Ultimately, the coalition’s goal is to reduce the university’s impact on the climate crisis by mitigating the effects of its investments on the environment. Participating universities have formed an advisory council to direct the program.

SHARE will coordinate the initiative, focusing its advocacy efforts on finance, transport, energy, and manufacturing. The company will create an annual engagement plan that will outline the initiative’s approach and focus companies. 

While the UTAM will occasionally engage with companies directly, SHARE will facilitate most of the communication and report back to the coalition. 

In an email to The Varsity, Daren Smith, President and Chief Investment Officer of UTAM, wrote that advocating with a group of other institutions which have more than $70 billion in assets between them will help them exert more influence on companies to comply with targets.

Smith added that the university is confident that it can achieve several goals.
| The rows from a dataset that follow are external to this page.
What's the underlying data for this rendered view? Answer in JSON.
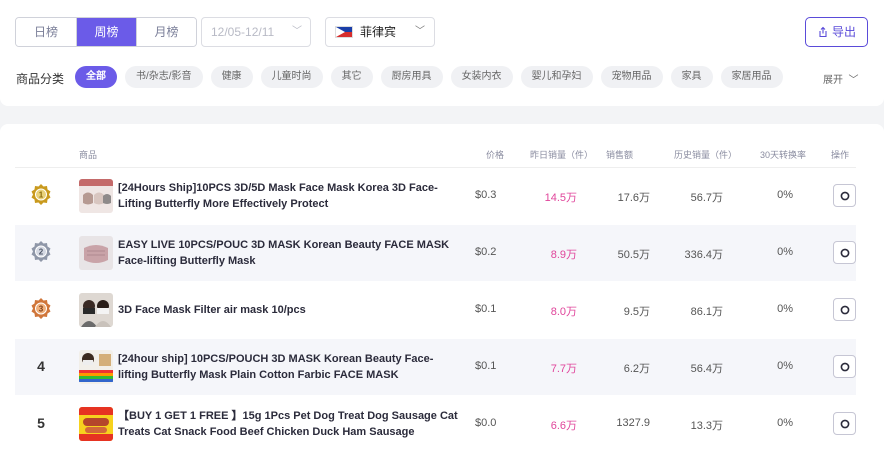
{
  "filters": {
    "periods": [
      "日榜",
      "周榜",
      "月榜"
    ],
    "active_period": "周榜",
    "date_range": "12/05-12/11",
    "country": "菲律宾",
    "export_label": "导出"
  },
  "categories": {
    "title": "商品分类",
    "items": [
      "全部",
      "书/杂志/影音",
      "健康",
      "儿童时尚",
      "其它",
      "厨房用具",
      "女装内衣",
      "婴儿和孕妇",
      "宠物用品",
      "家具",
      "家居用品"
    ],
    "active": "全部",
    "expand_label": "展开"
  },
  "table": {
    "headers": {
      "product": "商品",
      "price": "价格",
      "yesterday_sales": "昨日销量（件）",
      "sales_amount": "销售额",
      "history_sales": "历史销量（件）",
      "conversion_30d": "30天转换率",
      "action": "操作"
    },
    "rows": [
      {
        "rank": "1",
        "title": "[24Hours Ship]10PCS 3D/5D Mask Face Mask Korea 3D Face-Lifting Butterfly More Effectively Protect",
        "price": "$0.3",
        "yesterday": "14.5万",
        "amount": "17.6万",
        "history": "56.7万",
        "rate": "0%"
      },
      {
        "rank": "2",
        "title": "EASY LIVE 10PCS/POUC 3D MASK Korean Beauty FACE MASK Face-lifting Butterfly Mask",
        "price": "$0.2",
        "yesterday": "8.9万",
        "amount": "50.5万",
        "history": "336.4万",
        "rate": "0%"
      },
      {
        "rank": "3",
        "title": "3D Face Mask Filter air mask 10/pcs",
        "price": "$0.1",
        "yesterday": "8.0万",
        "amount": "9.5万",
        "history": "86.1万",
        "rate": "0%"
      },
      {
        "rank": "4",
        "title": "[24hour ship] 10PCS/POUCH 3D MASK Korean Beauty Face-lifting Butterfly Mask Plain Cotton Farbic FACE MASK",
        "price": "$0.1",
        "yesterday": "7.7万",
        "amount": "6.2万",
        "history": "56.4万",
        "rate": "0%"
      },
      {
        "rank": "5",
        "title": "【BUY 1 GET 1 FREE 】15g 1Pcs Pet Dog Treat Dog Sausage Cat Treats Cat Snack Food Beef Chicken Duck Ham Sausage",
        "price": "$0.0",
        "yesterday": "6.6万",
        "amount": "1327.9",
        "history": "13.3万",
        "rate": "0%"
      }
    ]
  },
  "colors": {
    "accent": "#6b5be8",
    "sales_highlight": "#e0459b",
    "gold_medal": "#c99a1e",
    "silver_medal": "#8f97a8",
    "bronze_medal": "#d0763a"
  }
}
These include getting companies to set targets to meet the the Paris commitments, increasing oversight for emissions reduction, decreasing anti-climate lobbying, and promoting investment in clean energy.

“Serious engagement can take time,” Smith wrote. “But we also expect measurable results and milestones along the way to demonstrate meaningful progress.” 

The university will regularly review the initiative to make sure it is meeting its “ambitious objectives.”

UNIE joins other initiatives like Climate Action 100+ that fit into its overall strategy of encouraging companies to engage with the climate crisis.

The efficacy of shareholder activism

Although U of T presents its strategy as an effective way to push companies toward a greener future, experts and groups that The Varsity has reached out to were less optimistic about the leverage the university would have.

Douglas MacDonald, a senior lecturer emeritus at the School of the Environment, wrote in an email that the university does not have much say in a company’s decisions, which are primarily made by a company’s chief executive officer and Board of Directors. 

He added that institutions like U of T probably have more power to enforce ESG guidelines before investing than they do once they become shareholders. MacDonald noted that while U of T — like most other universities — rejected divestment a few years ago, it seems to have reached a halfway point in its climate activism.

“U of T and the other universities should be congratulated on taking this step, even though their influence is limited,” MacDonald wrote.

Matthew Hoffmann, a professor at the Department of Political Science, elaborated that the university’s investments were in diverse funds, and consequently, the university’s influence on any specific company would be diluted even in the coalition. 

Moreover, he wrote that shareholder activism typically focuses on increasing transparency, which is still “not as good as” decarbonization. According to him, the efforts — while well-intentioned — would not be effective.

Leap UofT, a climate justice student activist group, seconded this sentiment. In an email to The Varsity, the organization wrote that shareholder activism relies on the assumption that companies will change their behaviour when pressured by investors and that this strategy doesn’t work.

The group also questioned whether SHARE would be an effective coordinator, given that Leap UofT found very little data or descriptions of its previous achievements. 

“U of T doesn’t have a strategy for reducing climate risk, they have a greenwashing strategy to look good for donors and rankings,” Leap UofT wrote. “Even [as part of UNIE] they don’t have leverage in ‘engaging’ with companies, especially when compared to the social leverage they would have through divestment.”